The knight wraps an arm around her shoulders. “I won’t let this be your cage. I took a vow to return all stars to their skies. You may hold me to it.”
“You’ve already done more than enough. More than that.” Her smile falters. She touches the silvery glow from her chest. “I don’t suppose I can tempt you . . . ?”
“You know what they say about vows and temptation.” She taps her own insignia, a falcon with its head covered in a hood. The knight averts her gaze, for every star wears her feelings on her face. Hana leads her by the elbow down the steps.
They travel for days through cities built underground and twisting roads made of limestone and ash. They pass places where the bats are as large as men. Necromantic skeletons crawl their way out of abandoned citadels. They bare their teeth and grin, creeping behind the two travelers like shadows hungry for the sun.
The star floats them over small gaps in the earth, and they dig their way through soil and mud and endless gloom.
The soldiers are ruthless; they give chase through the winding caverns, yelling, using sightless ghostly trackers, and trying to smoke them out. Many nights are quiet with only the smile of skeletons in the gloom beyond. Other days, bullets crackle against the walls and sweat layers the knight like a second skin. She raises her shield and parries and cuts through beasts one by one.
Days blur together and the anniversary of the star’s fall draws near. Eridus can feel the pulse beneath her fingertips, the way her light flares brighter each day. She leads the way up the volcanic stairs, slipping on the glassy ground and forcing their way toward the light. They emerge into the salty air, lengths of pale white sky above. Distantly, the star’s sisters blink back at her.
But they are not alone. The star has become bright as dreams, unignorable. Nobles and merchants and the hungry masses have tied their ships on the midnight shores. The star could cry. And yet, Hana takes her hand and they flee, one more day, one more night. Hana’s hair falls over her bruised eyes. She flinches in her sleep. Grime layers her clothing, and Eridus can tell the knight is tired. She is tired. Perhaps she wants to weep. But weeping is for the sky.
The chase pushes them to the end of all things. On the cliffs that overlook the glass ocean, they are trapped. Their backs to the rocks and bodies bruised and dirty. The soldiers hold wicked swords, mercenaries cock rifles, and beasts strain against their chains.
Finally, at the end of all things, the star steadies herself and spreads both arms out like wings.
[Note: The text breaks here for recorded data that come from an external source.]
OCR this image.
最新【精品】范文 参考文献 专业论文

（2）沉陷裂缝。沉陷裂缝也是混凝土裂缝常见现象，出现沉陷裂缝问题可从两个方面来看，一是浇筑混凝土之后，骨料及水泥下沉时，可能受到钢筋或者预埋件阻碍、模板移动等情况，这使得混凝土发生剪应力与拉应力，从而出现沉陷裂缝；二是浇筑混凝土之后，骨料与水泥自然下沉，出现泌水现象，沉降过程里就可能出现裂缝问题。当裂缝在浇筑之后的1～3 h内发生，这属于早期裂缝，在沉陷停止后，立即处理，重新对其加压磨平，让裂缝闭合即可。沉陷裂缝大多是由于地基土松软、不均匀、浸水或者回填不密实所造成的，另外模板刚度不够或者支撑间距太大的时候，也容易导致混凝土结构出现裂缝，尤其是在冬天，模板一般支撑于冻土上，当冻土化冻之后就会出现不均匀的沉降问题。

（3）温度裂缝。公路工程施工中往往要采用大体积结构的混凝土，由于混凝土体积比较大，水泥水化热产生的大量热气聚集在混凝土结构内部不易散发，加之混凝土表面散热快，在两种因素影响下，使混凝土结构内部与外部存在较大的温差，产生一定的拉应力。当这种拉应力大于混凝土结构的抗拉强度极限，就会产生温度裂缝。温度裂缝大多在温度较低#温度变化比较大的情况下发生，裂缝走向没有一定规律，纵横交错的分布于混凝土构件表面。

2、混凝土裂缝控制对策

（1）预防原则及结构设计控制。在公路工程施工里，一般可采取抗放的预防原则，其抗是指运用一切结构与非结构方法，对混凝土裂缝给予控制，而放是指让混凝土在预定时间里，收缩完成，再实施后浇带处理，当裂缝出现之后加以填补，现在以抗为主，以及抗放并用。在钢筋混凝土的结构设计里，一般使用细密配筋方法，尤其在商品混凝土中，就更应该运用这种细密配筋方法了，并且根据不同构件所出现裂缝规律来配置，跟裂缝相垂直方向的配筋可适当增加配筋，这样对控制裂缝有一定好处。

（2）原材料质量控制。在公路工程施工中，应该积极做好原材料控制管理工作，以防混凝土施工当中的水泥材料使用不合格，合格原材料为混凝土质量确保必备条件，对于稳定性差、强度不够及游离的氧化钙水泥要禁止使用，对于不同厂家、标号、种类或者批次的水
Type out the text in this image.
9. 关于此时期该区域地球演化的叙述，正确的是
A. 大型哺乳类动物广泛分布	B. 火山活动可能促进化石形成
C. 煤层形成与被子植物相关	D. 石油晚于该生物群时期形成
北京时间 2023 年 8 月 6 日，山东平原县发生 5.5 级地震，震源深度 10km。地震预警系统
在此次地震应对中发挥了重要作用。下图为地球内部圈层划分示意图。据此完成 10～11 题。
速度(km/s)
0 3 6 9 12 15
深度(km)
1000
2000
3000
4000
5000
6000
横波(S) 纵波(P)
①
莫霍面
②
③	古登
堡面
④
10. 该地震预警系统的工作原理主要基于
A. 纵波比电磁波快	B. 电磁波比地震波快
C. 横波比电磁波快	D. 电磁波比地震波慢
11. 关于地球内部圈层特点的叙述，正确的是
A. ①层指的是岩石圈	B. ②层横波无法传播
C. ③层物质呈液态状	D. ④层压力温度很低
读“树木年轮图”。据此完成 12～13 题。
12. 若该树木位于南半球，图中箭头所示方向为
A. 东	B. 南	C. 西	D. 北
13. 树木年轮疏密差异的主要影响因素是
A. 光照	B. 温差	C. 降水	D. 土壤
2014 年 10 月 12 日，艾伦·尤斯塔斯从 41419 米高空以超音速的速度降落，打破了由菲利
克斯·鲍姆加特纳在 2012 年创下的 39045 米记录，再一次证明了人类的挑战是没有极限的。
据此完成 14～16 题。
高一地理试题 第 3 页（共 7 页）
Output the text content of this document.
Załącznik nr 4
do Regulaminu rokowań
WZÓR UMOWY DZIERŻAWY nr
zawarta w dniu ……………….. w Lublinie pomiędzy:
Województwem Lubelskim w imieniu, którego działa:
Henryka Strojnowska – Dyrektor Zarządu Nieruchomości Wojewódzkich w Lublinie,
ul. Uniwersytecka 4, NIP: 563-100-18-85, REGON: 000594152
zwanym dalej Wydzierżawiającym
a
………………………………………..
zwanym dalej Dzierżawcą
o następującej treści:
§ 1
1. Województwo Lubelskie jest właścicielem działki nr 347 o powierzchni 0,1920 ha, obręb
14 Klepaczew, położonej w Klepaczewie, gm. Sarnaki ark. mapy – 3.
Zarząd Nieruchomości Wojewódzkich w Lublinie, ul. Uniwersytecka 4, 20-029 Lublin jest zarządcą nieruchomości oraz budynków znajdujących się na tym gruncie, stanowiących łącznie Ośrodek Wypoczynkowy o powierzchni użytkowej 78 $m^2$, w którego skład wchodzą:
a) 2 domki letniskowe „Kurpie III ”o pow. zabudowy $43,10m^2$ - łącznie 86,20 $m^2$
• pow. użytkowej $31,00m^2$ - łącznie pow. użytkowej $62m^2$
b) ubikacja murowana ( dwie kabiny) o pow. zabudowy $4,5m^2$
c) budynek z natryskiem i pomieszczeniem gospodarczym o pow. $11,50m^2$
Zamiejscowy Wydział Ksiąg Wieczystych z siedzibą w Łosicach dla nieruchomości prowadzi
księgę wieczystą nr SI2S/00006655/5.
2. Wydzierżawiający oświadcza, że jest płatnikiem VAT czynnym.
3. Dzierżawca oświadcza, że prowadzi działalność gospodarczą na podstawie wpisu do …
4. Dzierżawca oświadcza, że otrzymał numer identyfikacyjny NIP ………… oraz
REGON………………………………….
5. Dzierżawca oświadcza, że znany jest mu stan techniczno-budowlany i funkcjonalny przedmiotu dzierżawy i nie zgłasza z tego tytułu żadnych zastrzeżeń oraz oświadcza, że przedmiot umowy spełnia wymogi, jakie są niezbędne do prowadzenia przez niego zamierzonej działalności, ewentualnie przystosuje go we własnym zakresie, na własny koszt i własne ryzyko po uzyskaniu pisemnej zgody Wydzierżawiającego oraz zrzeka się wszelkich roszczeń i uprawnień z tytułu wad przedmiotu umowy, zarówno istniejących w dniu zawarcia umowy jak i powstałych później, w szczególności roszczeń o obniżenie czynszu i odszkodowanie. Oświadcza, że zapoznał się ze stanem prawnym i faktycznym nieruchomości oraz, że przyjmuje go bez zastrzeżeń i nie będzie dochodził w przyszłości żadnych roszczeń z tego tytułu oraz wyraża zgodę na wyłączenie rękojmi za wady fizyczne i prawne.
The star falls toward the foaming waves below. An indelicate smile spreads across her face as she does what all stars are meant to do . . . and rises.
“My knight.” She puts out a hand. “Come with me.”
She takes the knight in her arms and lifts them both off the sodden earth and away from the guns of mercenaries. The glass ocean reflects a streak of blazing orange. They cut away from the deserted caves and back to the mountaintops—the peaks closest to the heavens.
When they land, the knight is smiling and her eyes are wet. “You remembered how to fly,” she says hoarsely. “You know how to return to your home.”
The star shakes her head and takes the knight’s face in her hands. “You have not made your wish yet.”
The knight bows her head. She pulls the star close and whispers into her hair, “I cannot ask it of you. Eridus.” She brings the lady’s hand up and kisses her palm. “It’s what I have wished since the moment I saw you and before. The reason I fear I was born.”
“And why were you born, dear knight?” The star leans into her. The knight simply kisses her palm in answer.
“I cannot ask it of you,” she repeats and turns away.
“Ask it anyway.” The star’s eyes are wet now too. She brings the knight’s face back to hers.
The knight searches her lovely ageless eyes and sees only light. Their lips come together with the slow pull of planets into orbit. She murmurs the words into the star’s warm skin. “Stay,” she wishes, and then wishes again and again with each kiss. “Stay with me.”
That is how a star fell to earth and did not fall back up again.